Midler first gained a following with appearances at New York City bathhouses, where gay men could find entertainment and sexual freedom. The musical explores these places through the eyes of Billy, a youth who has just come out of the closet to the dismay and distress of his family.
It is not easy for Billy to express his feelings and he is not welcomed immediately. But, once he dips his toes in the waters, he loses his inhibitions and becomes popular as he meets three men. One of the men is married, a father and a closet gay.
The trio teaches him the ways of bathhouse life and adds tips on how to navigate the dating shoals in and out of the place.
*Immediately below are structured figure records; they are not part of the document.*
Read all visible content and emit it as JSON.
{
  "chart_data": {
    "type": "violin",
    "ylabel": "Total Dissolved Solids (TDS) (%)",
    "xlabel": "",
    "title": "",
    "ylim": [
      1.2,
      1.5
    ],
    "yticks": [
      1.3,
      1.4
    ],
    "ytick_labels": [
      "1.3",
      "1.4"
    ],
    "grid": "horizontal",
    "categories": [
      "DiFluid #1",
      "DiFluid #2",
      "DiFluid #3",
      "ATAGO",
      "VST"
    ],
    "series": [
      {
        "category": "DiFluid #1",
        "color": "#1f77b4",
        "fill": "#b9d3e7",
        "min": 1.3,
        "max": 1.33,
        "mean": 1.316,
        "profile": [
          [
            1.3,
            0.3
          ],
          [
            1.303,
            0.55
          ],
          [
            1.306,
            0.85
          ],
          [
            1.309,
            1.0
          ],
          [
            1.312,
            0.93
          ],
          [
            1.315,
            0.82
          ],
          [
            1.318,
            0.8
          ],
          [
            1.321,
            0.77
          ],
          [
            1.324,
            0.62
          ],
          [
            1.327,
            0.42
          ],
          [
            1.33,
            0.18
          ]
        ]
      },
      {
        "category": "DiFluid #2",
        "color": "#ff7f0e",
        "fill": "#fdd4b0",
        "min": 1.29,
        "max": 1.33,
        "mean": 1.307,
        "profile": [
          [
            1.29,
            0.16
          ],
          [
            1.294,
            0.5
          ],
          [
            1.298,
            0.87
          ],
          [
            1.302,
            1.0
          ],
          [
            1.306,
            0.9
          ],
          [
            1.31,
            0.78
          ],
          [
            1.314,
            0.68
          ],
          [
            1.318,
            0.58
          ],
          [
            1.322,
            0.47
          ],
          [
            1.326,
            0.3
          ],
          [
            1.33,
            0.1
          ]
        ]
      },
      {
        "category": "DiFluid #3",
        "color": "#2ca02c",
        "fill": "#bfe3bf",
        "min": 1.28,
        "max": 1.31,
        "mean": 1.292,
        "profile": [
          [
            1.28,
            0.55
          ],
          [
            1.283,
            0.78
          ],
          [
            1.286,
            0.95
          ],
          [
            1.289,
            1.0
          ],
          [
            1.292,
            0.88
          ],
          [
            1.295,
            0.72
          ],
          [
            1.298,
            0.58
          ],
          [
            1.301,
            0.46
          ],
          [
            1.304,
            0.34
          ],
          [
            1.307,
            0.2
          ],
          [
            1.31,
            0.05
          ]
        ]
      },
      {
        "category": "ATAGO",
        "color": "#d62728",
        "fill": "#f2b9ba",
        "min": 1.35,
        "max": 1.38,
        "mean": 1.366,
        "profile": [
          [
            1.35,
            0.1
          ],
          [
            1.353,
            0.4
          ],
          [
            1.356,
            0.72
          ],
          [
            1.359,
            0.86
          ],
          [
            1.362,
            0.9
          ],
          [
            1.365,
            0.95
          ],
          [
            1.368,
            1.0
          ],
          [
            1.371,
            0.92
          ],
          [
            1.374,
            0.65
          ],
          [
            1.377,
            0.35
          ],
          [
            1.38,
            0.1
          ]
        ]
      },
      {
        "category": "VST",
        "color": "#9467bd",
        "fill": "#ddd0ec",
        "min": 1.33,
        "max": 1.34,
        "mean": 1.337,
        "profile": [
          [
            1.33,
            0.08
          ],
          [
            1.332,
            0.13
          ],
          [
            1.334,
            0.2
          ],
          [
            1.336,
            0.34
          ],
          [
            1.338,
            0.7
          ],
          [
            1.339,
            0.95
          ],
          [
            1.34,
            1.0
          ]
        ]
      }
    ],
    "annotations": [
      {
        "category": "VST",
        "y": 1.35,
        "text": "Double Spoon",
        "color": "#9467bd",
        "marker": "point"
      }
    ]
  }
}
Emerging from his shell, Billy becomes relaxed and comfortable in his own person.
Tim Evanicki and Esther Daack have created a musical that, while explicit in its sex simulation, offers some touching moments and some wild hilarity. Gospel and tango music filter into the pop score and culminates with a segment that speaks directly to the hypocrisy of using such tunes as “Can’t Say No” from “Oklahoma!” and “My Favorite Things” from “Sound of Music.”
Besides David Cotter, whose Billy is a cherubic joy, Alex Allport makes a macho Teddy, Jimmy Wachter is a hoot as the unfettered David, and Peter Irwin shines as Maurice, the married man. Individually and as a group, the foursome are vocally fine.
Director Dan Tursi is responsible for those excellent casting choices and for moving the show along at a brisk clip, as well as making his points with humor and candor, short of offending most of the audience.
Also deserving of credit is musical director Chris Widomski, who demonstrates that a piano can be as effective as a band when the talent and the music are as high caliber as in this production.